The overall textile and garment exports, including fibre shipments, hit $3.06 billion in May, compared with $2.55 billion a year earlier, provisional data showed. Consequently, the exports in the first two months of FY15 climbed 18% to $5.99 billion against $5.07 billion a year earlier. Garments made up for 47% of such exports.
Export of textile products grew at a much slower pace than that of garments, the data showed. While apparel shipments gained 24.9% in May, textile exports grew just 8.6%.
Textile exports have been affected by slower purchases by China, as it accounts for 40% of Indian cotton yarn exports, said DK Nair, secretary-general, Confederation of the Indian Textile Industry (CITI).
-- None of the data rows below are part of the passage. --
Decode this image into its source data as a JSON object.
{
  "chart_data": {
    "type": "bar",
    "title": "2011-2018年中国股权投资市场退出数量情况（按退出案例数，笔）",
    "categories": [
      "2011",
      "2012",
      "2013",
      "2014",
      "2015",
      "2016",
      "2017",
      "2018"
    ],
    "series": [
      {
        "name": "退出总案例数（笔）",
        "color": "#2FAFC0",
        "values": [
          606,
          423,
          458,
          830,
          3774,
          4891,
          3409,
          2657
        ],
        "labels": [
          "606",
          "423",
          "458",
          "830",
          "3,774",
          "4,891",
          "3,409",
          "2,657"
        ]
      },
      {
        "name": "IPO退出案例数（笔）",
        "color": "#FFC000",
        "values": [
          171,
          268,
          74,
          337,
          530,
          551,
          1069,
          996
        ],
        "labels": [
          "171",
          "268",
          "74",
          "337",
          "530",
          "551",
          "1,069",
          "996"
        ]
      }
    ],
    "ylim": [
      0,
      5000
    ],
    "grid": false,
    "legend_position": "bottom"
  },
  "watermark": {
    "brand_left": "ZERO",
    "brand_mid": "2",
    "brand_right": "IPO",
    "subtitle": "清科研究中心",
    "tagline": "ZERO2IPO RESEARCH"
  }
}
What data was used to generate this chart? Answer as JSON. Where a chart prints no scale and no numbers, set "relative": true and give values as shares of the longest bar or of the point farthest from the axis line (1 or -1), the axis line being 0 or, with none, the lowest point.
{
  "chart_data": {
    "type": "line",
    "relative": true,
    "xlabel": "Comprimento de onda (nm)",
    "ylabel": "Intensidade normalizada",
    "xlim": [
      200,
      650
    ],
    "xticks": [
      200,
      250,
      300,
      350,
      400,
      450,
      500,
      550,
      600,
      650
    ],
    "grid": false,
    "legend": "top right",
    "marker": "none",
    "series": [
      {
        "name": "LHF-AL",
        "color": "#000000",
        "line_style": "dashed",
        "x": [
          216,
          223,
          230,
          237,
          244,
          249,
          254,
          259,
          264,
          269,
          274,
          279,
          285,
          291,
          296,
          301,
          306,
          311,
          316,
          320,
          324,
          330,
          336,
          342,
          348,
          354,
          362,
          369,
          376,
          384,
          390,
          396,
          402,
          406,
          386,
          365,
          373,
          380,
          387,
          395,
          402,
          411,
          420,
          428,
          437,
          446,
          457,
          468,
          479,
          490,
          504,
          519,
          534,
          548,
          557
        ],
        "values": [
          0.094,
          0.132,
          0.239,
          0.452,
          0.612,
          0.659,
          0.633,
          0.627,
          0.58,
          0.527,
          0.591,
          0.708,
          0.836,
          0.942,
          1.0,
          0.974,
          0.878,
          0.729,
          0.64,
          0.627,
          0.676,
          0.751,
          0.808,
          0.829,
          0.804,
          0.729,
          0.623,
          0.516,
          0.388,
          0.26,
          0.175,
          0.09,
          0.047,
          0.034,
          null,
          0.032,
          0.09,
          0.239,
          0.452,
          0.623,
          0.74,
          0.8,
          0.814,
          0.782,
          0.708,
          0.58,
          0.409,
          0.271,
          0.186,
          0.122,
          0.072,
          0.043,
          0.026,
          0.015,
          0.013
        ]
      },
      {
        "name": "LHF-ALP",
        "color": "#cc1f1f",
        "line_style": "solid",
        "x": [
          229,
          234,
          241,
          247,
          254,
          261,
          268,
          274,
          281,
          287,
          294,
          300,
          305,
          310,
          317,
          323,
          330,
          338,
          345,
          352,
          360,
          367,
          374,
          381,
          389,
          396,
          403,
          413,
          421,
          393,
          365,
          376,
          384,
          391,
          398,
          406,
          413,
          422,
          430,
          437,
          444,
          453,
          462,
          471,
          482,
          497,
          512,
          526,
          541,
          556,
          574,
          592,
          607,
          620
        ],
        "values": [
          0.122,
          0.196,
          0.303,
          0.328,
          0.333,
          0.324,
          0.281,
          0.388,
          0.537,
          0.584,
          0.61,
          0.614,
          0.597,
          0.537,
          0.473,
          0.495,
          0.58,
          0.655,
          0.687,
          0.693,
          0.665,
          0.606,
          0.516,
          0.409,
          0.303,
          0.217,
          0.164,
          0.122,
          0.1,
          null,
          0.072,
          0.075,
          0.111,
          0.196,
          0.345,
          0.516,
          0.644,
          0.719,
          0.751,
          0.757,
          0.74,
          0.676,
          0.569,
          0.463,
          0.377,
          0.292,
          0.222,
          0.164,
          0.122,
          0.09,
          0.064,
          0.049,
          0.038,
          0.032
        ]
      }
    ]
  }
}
However, the festive season demand will boost domestic consumption of textile items and a weak rupee would help exports, he said, adding if China improves its appetite in the coming months it would further brighten export prospects. The rupee has depreciated 3.4% against the dollar since June this year.
In FY14, the rupee depreciation and steady orders from the US drove up overall textile and clothing exports to $39 billion, compared with $34 billion a year earlier. However, the exports were still lower than the target of $43 billion for 2013-14 as demand recovery in the European market was slow due to a financial crisis. Textile exports are dependent on Chinese demand while the growth in garment exports hinge on the US and the EU markets.
Having slid by nearly 6% in FY13 and witnessing drop in 10 of the 12 months, garment exports started picking up from March last year as the domestic currency continued a downward journey and demand from the US started picking up due to an economic recovery. Soaring costs in China and problems in compliance of global safety norms at Bangladeshi mills also helped Indias export growth, industry executives said.